- The U.S. Department of Energy (DOE) is considering stockpiling transformers to guard against widespread blackouts and potential threats to the nation's electric grid, E&E Publishing reports.
- The study is being conducted by DOE's Office of Electricity Delivery and Energy Reliability.
- Attacks on a relatively limited number of substations could cause widespread blackouts, according to a leaked federal report from last year. DOE is seeking to secure the grid against possible solar storms, cyber intrusions and physical damage.
The Department of Energy has been quietly studying the potential need to stockpile transformers in case damage to the nation's power grid causes widespread blackouts, according to E&E. Last year, the Federal Energy Regulatory Commission (FERC) determined that damage to nine critical substations could potentially bring large swaths of the nation's electricity system to a halt.
Possible threats include physical terrorist attacks on substations, cyber attacks capable of doing physical harm, or large solar storms capable of adding current to the grid. The underlying problem is that the U.S. grid has a limited number of spare large transformers, which are increasingly they are supplied by overseas manufacturers.

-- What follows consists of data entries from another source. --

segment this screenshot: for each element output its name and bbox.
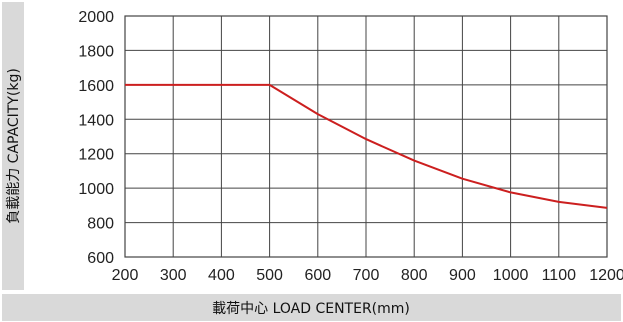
- x-tick-label: 800: [401, 267, 428, 284]
- x-tick-label: 400: [208, 267, 235, 284]
- x-tick-label: 1200: [589, 267, 623, 284]
- y-tick-label: 1600: [78, 78, 114, 95]
- series-group: [125, 83, 608, 209]
- y-tick-label: 1800: [78, 43, 114, 60]
- x-tick-label: 1000: [493, 267, 529, 284]
- x-tick-label: 500: [256, 267, 283, 284]
- plot-border-group: [124, 15, 608, 258]
- y-axis-label-band: [2, 2, 24, 290]
- x-tick-label: 300: [160, 267, 187, 284]
- y-tick-label: 800: [87, 216, 114, 233]
- y-tick-label: 1400: [78, 112, 114, 129]
- y-tick-labels: 600 800 1000 1200 1400 1600 1800 2000: [78, 9, 114, 267]
- x-tick-label: 700: [353, 267, 380, 284]
- x-axis-label-band: [2, 294, 621, 321]
- y-tick-label: 1200: [78, 147, 114, 164]
- y-tick-label: 600: [87, 250, 114, 267]
- y-tick-label: 2000: [78, 9, 114, 26]
- x-tick-label: 200: [112, 267, 139, 284]
- x-tick-labels: 200 300 400 500 600 700 800 900 1000 1100 1200: [112, 267, 623, 284]
- grid: [124, 15, 608, 258]
- x-tick-label: 900: [449, 267, 476, 284]
- y-tick-label: 1000: [78, 181, 114, 198]
- plot-border: [124, 15, 608, 258]
- x-tick-label: 1100: [542, 267, 577, 284]
- series-line: [125, 83, 608, 209]
- x-axis-title: 載荷中心 LOAD CENTER(mm): [212, 301, 410, 317]
- y-axis-title: 負載能力 CAPACITY(kg): [6, 68, 22, 224]
- x-tick-label: 600: [304, 267, 331, 284]
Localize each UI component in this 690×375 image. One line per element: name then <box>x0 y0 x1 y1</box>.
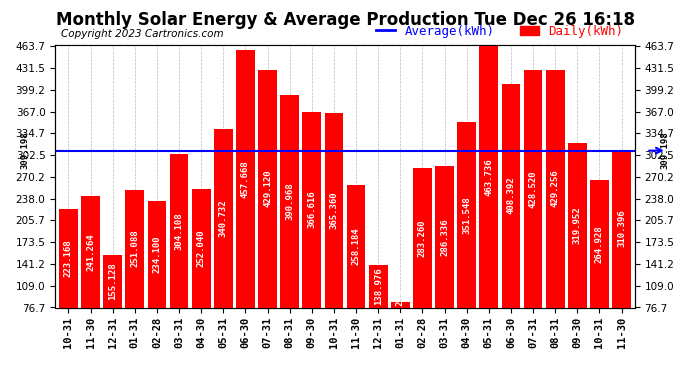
Text: 390.968: 390.968 <box>285 183 294 220</box>
Bar <box>368 266 388 308</box>
Bar <box>104 255 122 308</box>
Bar <box>192 189 210 308</box>
Text: 283.260: 283.260 <box>418 219 427 257</box>
Text: 340.732: 340.732 <box>219 200 228 237</box>
Text: 365.360: 365.360 <box>329 191 338 229</box>
Text: 304.108: 304.108 <box>175 212 184 250</box>
Bar <box>435 166 454 308</box>
Text: 155.128: 155.128 <box>108 262 117 300</box>
Bar <box>302 112 322 308</box>
Text: 310.396: 310.396 <box>617 210 626 248</box>
Bar <box>480 46 498 308</box>
Bar <box>81 196 100 308</box>
Text: 223.168: 223.168 <box>64 239 73 277</box>
Text: 264.928: 264.928 <box>595 225 604 263</box>
Text: 241.264: 241.264 <box>86 233 95 271</box>
Text: 258.184: 258.184 <box>352 228 361 265</box>
Bar <box>258 70 277 308</box>
Bar <box>590 180 609 308</box>
Bar <box>170 154 188 308</box>
Bar <box>524 70 542 308</box>
Text: 309.198: 309.198 <box>20 132 29 170</box>
Text: 251.088: 251.088 <box>130 230 139 267</box>
Bar <box>457 122 476 308</box>
Text: 309.198: 309.198 <box>661 132 670 170</box>
Text: 429.120: 429.120 <box>263 170 272 207</box>
Text: Copyright 2023 Cartronics.com: Copyright 2023 Cartronics.com <box>61 29 224 39</box>
Text: 366.616: 366.616 <box>307 191 316 228</box>
Text: 408.392: 408.392 <box>506 177 515 214</box>
Bar <box>214 129 233 308</box>
Text: 138.976: 138.976 <box>374 268 383 305</box>
Bar <box>280 95 299 308</box>
Text: 286.336: 286.336 <box>440 218 449 256</box>
Bar <box>612 150 631 308</box>
Bar <box>568 143 586 308</box>
Text: 234.100: 234.100 <box>152 236 161 273</box>
Text: 84.296: 84.296 <box>396 289 405 321</box>
Bar <box>391 302 410 307</box>
Text: 463.736: 463.736 <box>484 158 493 196</box>
Text: 428.520: 428.520 <box>529 170 538 208</box>
Text: 429.256: 429.256 <box>551 170 560 207</box>
Bar <box>59 209 78 308</box>
Text: 351.548: 351.548 <box>462 196 471 234</box>
Bar <box>126 190 144 308</box>
Text: 252.040: 252.040 <box>197 230 206 267</box>
Bar <box>324 113 344 308</box>
Text: 319.952: 319.952 <box>573 207 582 244</box>
Bar <box>236 50 255 308</box>
Bar <box>502 84 520 308</box>
Text: Monthly Solar Energy & Average Production Tue Dec 26 16:18: Monthly Solar Energy & Average Productio… <box>55 11 635 29</box>
Text: 457.668: 457.668 <box>241 160 250 198</box>
Legend: Average(kWh), Daily(kWh): Average(kWh), Daily(kWh) <box>371 20 629 43</box>
Bar <box>148 201 166 308</box>
Bar <box>546 70 564 308</box>
Bar <box>346 185 366 308</box>
Bar <box>413 168 432 308</box>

A DOE report last year found "key industry sources have identified the limited availability of spare [large power transformers] as a potential issue for critical infrastructure resilience in the United States, and both the public and private sectors have been undertaking a variety of efforts to address this concern."
The DOE's Office of Electricity Delivery and Energy Reliability, the agency tackling the transformer study, last week announced up to $27 million in funding for academic collaborations that will develop and transition advanced cybersecurity technologies to the energy sector.